Surface temperature of the food inside the pack drops by 10 to 15 deg C. This prevents the generation of a vacuum during cooling. The six trays now index forward to a station in which both openings—the steam-pressure release hole and the small puncture created by the MAP system for injection of the nitrogen—are closed by a special label to maintain the sterile environment inside the pack. This MicroPast label plays another important role when the consumer heats up the ready meal in the microwave oven. The label is a one-way valve that lets steam and pressure vent from the container so that the tray won’t burst.
Trays exiting the MicroPast label application station pass through a metal detector and then an ink-jet printer that puts product name and a lot number useful only to Roem van Yerseke. The final piece of equipment in the line is a spiral cooler that brings temperature down even further. Consumer-facing information like best-use-by date is imprinted on a paperboard sleeve that is subsequently applied by hand.
Marketed under the Zeeland’s Roem a la minute brand, these ready meals began reaching store shelves in the Netherlands, France, Belgium, and Germany in June. Selling price is about $6.00 for the 750-g serving.

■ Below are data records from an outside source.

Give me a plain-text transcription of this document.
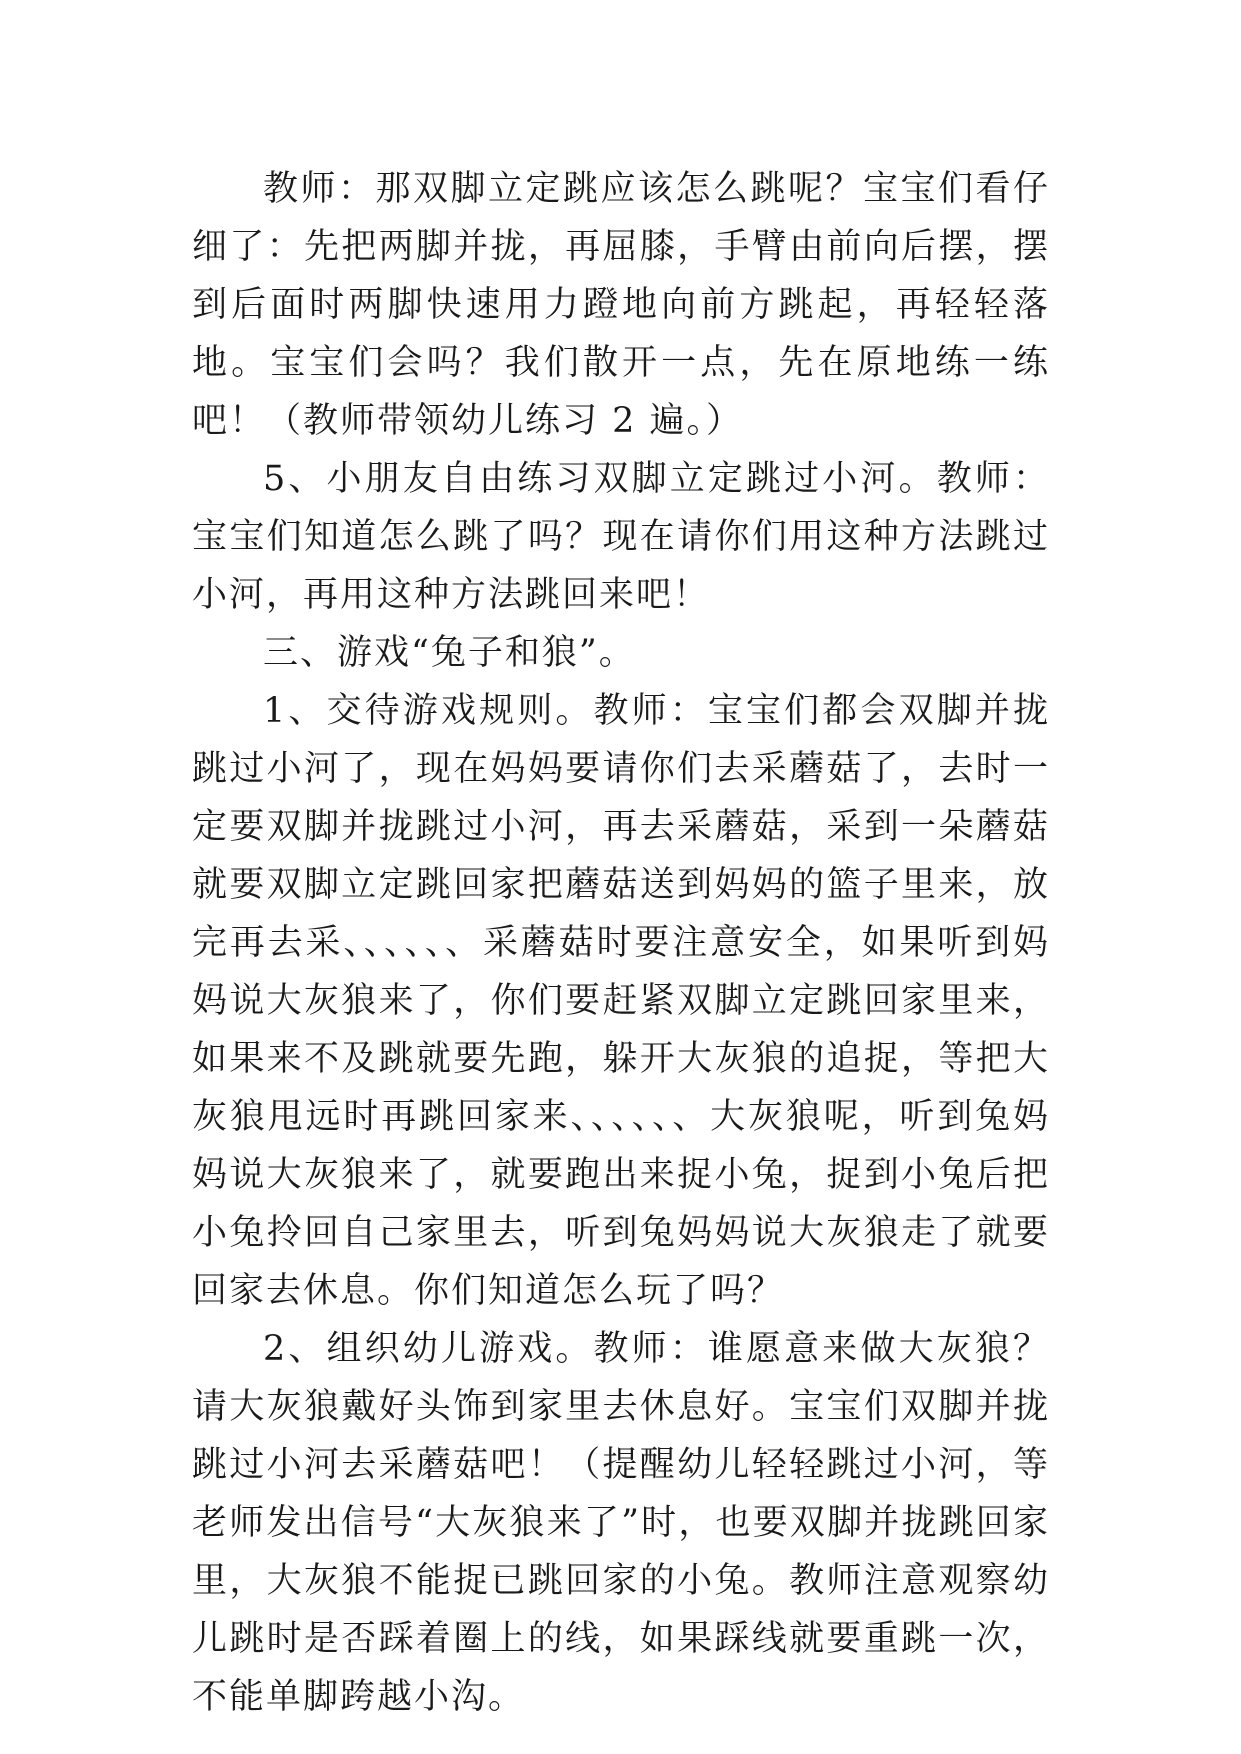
教师：那双脚立定跳应该怎么跳呢？宝宝们看仔细了：先把两脚并拢，再屈膝，手臂由前向后摆，摆到后面时两脚快速用力蹬地向前方跳起，再轻轻落地。宝宝们会吗？我们散开一点，先在原地练一练吧！（教师带领幼儿练习 2 遍。）

5、小朋友自由练习双脚立定跳过小河。教师：宝宝们知道怎么跳了吗？现在请你们用这种方法跳过小河，再用这种方法跳回来吧！

三、游戏“兔子和狼”。

1、交待游戏规则。教师：宝宝们都会双脚并拢跳过小河了，现在妈妈要请你们去采蘑菇了，去时一定要双脚并拢跳过小河，再去采蘑菇，采到一朵蘑菇就要双脚立定跳回家把蘑菇送到妈妈的篮子里来，放完再去采、、、、、、采蘑菇时要注意安全，如果听到妈妈说大灰狼来了，你们要赶紧双脚立定跳回家里来，如果来不及跳就要先跑，躲开大灰狼的追捉，等把大灰狼甩远时再跳回家来、、、、、、大灰狼呢，听到兔妈妈说大灰狼来了，就要跑出来捉小兔，捉到小兔后把小兔拎回自己家里去，听到兔妈妈说大灰狼走了就要回家去休息。你们知道怎么玩了吗？

2、组织幼儿游戏。教师：谁愿意来做大灰狼？请大灰狼戴好头饰到家里去休息好。宝宝们双脚并拢跳过小河去采蘑菇吧！（提醒幼儿轻轻跳过小河，等老师发出信号“大灰狼来了”时，也要双脚并拢跳回家里，大灰狼不能捉已跳回家的小兔。教师注意观察幼儿跳时是否踩着圈上的线，如果踩线就要重跳一次，不能单脚跨越小沟。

Distribution is through a local distribution company. “We have more than 30 years experience in the distribution of mussels because we go to market through the same distributors with our fresh mussels, too,” says Lacor. “With this new product we go to retailers, supermarkets, some restaurants and cafes. Small restaurants and cafes have a difficult time getting permits to prepare fresh food. This product is easier for them to serve their customers because in fact the café need only re-heat these meals, not cook them from raw ingredients.”
When asked if being among the first to commercialize such cutting-edge technology was at all unnerving, Lacor acknowledged that it wasn’t without risk. “But we had and continue to have confidence in IPS, and in fact everything is running extremely well.”